Many of our timeline figures are quite "tongue in cheek", some are plays on words and some are really silly, but if it helps us remember the event…

Lot's Wife

The Great Wall of China -- note the skulls and bones built into the wall. Kind of morbid. Believe it or not, Evie made that one! And I just noticed that I spelled Colossus wrong. hehehe


You'll have to read the book of Malachi to understand why this one is funny.

This is Sarah's personal favorite. If you have to explain it, it's just not as funny.


The guy in armor on the right is Alexander the Great. The guy with "censored" across his buttocks is Archimedes. Do you like the little guys with wiggle eyes in the middle? Those are Alexander's 4 generals.

Our timeline has been quite a conversation-starter. Many facets of history (such as creation) are simply not mentioned in the public schools here, so kids who come over are understandably curious. Not only has this course helped our family to put Biblical history in its place with the history of the ancient world, but it’s been a great way to share with our neighbors.

What’s next? Volume II! But I’ve promised the kids that we’ll be finishing it in a year! Absolutely!!!

Here’s a question for you: Do you ever struggle with finishing what you start?

10 comments:

~Stephanie Wafer said...

I have to say yes, but only because I start out full force, then I quickly loose all energy! I am trying to learn to slow down and take one step at a time.(Actually posted about this same thing on my blog today.)
I love this, btw! I love seeing how dedicated your family is. Yes, it may have taken you more years than anticipated, but you finished! Praise God!
~Stephanie

Rachel said...

DUDE!!!!!!!! We have the first two books but haven't done them!!!!!!!!!!!!!!!!!

Ok, new plan. Complete the book and catch up with you!!!!!!!!!!

I learned two things 1. there is a name for my type of homeschool (who knew?!?!?!) and 2. I can't remember what number two was now....
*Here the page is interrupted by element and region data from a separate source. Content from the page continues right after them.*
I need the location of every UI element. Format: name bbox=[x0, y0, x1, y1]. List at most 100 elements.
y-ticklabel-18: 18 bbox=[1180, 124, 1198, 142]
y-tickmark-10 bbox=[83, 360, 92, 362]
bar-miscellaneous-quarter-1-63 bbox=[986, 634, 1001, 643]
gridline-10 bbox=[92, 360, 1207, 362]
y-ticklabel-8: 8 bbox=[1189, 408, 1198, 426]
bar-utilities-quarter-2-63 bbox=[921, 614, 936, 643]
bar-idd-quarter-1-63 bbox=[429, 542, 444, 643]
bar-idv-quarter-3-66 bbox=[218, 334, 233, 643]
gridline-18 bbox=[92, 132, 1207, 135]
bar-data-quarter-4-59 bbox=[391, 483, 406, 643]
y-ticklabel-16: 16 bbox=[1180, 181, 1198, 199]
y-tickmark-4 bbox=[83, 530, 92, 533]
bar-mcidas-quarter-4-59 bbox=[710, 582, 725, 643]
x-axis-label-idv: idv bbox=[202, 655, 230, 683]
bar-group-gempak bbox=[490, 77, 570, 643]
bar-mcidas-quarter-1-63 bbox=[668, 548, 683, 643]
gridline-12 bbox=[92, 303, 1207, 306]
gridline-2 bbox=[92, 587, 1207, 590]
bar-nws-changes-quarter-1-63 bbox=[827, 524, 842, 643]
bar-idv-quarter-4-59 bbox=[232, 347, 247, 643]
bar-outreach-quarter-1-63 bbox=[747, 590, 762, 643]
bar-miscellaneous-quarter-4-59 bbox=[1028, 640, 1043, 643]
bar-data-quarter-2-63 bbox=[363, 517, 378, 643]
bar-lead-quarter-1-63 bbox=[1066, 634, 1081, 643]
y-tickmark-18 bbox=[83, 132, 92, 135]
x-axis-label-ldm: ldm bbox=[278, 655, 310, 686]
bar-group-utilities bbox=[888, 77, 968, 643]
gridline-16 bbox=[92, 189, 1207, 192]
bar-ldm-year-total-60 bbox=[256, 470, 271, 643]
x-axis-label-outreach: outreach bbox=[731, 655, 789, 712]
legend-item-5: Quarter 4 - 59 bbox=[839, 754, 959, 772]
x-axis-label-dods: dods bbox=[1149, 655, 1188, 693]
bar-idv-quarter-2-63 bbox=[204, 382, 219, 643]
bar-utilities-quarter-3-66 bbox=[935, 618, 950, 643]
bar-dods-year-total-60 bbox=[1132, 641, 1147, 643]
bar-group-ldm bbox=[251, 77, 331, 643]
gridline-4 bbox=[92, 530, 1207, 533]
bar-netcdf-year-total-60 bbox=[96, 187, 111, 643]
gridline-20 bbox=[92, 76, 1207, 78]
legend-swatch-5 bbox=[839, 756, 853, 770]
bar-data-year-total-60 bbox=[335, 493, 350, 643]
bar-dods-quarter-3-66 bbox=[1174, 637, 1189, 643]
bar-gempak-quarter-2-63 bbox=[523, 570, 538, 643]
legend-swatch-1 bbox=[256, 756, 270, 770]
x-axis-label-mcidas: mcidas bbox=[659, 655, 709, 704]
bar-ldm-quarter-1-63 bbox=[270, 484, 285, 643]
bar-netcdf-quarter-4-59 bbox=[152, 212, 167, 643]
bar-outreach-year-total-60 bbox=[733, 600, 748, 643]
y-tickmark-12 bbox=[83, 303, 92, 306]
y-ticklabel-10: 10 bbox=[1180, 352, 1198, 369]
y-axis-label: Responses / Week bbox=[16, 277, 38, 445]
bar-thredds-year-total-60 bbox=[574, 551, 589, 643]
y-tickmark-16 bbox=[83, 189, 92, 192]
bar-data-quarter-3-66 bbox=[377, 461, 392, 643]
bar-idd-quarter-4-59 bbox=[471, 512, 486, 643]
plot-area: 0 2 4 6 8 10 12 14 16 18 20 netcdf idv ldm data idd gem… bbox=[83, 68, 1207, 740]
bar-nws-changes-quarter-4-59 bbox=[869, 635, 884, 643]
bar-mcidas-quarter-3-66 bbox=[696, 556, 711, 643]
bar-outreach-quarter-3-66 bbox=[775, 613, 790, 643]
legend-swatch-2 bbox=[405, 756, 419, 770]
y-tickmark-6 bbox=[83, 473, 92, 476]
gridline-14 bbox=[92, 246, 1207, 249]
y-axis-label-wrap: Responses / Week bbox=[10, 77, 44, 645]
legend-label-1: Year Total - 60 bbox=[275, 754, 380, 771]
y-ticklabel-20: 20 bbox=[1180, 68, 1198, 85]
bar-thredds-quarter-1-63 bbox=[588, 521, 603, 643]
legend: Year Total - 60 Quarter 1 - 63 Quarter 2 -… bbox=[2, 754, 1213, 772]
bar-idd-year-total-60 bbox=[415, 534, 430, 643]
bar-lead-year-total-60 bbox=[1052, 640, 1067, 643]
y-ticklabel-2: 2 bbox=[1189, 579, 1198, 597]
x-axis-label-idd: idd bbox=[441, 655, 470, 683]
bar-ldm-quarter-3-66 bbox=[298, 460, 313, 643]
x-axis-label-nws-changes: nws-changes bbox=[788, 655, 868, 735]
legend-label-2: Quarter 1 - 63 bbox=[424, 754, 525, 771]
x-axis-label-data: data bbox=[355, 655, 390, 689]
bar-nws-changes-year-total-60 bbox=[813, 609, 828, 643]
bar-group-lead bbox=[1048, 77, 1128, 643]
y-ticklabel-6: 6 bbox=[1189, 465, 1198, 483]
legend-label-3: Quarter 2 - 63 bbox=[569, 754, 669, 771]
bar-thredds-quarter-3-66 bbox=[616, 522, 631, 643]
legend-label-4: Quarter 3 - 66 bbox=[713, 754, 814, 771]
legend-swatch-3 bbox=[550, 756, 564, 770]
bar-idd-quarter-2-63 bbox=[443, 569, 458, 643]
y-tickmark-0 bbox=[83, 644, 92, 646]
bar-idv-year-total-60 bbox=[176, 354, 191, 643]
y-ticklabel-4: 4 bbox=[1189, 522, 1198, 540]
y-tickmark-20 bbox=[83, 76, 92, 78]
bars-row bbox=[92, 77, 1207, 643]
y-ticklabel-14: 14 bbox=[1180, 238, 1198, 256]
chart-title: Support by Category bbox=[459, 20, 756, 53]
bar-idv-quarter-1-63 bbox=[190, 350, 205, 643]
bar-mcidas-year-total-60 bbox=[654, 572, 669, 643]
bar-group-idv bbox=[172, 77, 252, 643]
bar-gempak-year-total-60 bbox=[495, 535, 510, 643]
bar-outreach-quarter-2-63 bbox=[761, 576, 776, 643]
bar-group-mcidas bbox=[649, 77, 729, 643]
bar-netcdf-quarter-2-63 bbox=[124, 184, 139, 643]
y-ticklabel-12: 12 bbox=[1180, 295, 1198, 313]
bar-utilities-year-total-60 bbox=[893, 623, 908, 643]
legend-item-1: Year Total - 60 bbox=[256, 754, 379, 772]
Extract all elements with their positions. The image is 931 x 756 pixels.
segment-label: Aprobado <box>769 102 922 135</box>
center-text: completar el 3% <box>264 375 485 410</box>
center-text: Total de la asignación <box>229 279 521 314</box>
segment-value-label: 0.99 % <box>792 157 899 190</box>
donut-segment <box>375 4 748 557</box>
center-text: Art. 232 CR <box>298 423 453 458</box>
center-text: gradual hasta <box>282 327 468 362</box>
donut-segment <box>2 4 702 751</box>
Anyhow, off to get that book off the shelf and email this (yes email) to my other children so they want to do this too.

THANKS FOR SHARING!

-Rachel (babymakers)

Elizabeth H said...

I was homeschooled by my parents,since they are missionaries too. It was nice, much more in depth I believe. Plus there were a lot of really good books. The tough part was when I got older and had to manage most of my own studying... that didn't go so well especially since I did the minimum at the last moment. But I had still had a lot of really in depth conversations which helped me understand things better than I would in a school that is whizzing over material.

Rebecca said...

Yep, study skills were absolutely my worst area -- and I was public schooled!!! lol I think that, since I was so unprepared for college, I hounded my kids a lot about self-motivation, goal-setting and time-management. Only one of ours has graduated so far, and she's doing well. Number Two is a senior this year, and I'm certainly praying for him!!! ;^) He's a lot like his mom!!!

Carmen H. said...

Thank you so much for your post on the timeline and your detailed pictures! They were amazing and gave my reluctant son some inspiration and motivation to make the timeline his own and not fight me on it. He really enjoyed the Archimedes censor (He's 8yo)! Thank you so much!!!

Rebecca said...

Our timeline from Volume 1 is still hanging in a place of honor on our stairway. The timeline for Volume 2 now is taking up a chunk of wall space in the dining room and it has turned out to be even more of a conversation starter than Volume 1. :)

Glad the close-ups were inspiring!

Anonymous said...

I feel like someone wrote about me and changed the names to protect the embarrassed! Thank you for your transparency!

Rebecca said...

I'm nothing if not real! :)

Janeen said...

I love love love your board!! That is such a creative way to show what was learned in history. I think this would be a great way for my younger boys to be creative instead of a regular timeline. thank you for posting!

Janeen

Rebecca said...

Thanks, Janeen!
Yes, my boys all really enjoy making their timeline figures. Even (or maybe especially) those who don't enjoy reading really get into the "creative" aspect!